Now don't get me wrong, it isn't as though my health is something I've ever taken for granted. And yet when I was attacked by one of my own organs, it seemed all at once that good health was something I hadn't exalted enough. It took some dark and painful days for me to truly pine for those bright, painless ones.
I realize that this is not necessarily a widespread problem. By God's good graces I have a roof above my head, and I've never needed to be homeless to appreciate that. Yet I think it's the little things we often overlook where gratitude is concerned. The easy smiles in those moments where worry is miles away. The hugs from those we love the most. The voices of our favorite people available to us at the push of a button.
They say you don't know what you have until it's gone. I venture an addendum to that statement. You don't know where your gratitude lies until you're suddenly swirling in a choppy sea of troubled waters.
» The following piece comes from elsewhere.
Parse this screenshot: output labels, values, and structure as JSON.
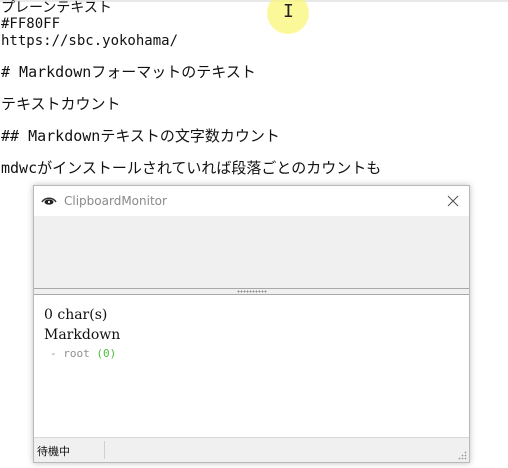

And thankfulness is a distant shoreline away.
Who among us hasn't silently whispered "There but for the grace of God go I" when we hear of some tragedy that isn't our own. And of course we are grateful to have skirted such strife.
Strife - the messy undercarriage of all that is good in the world.
It isn't humanly possible to walk around in a constant state of unwavering appreciation. The mindless minutia of our daily ritual makes that level of graciousness just another chore.
But, maybe right now, at this corner of what went wrong and what could be right, perhaps this is a perfect place to pause and think thankfully.
If only until the next intersection.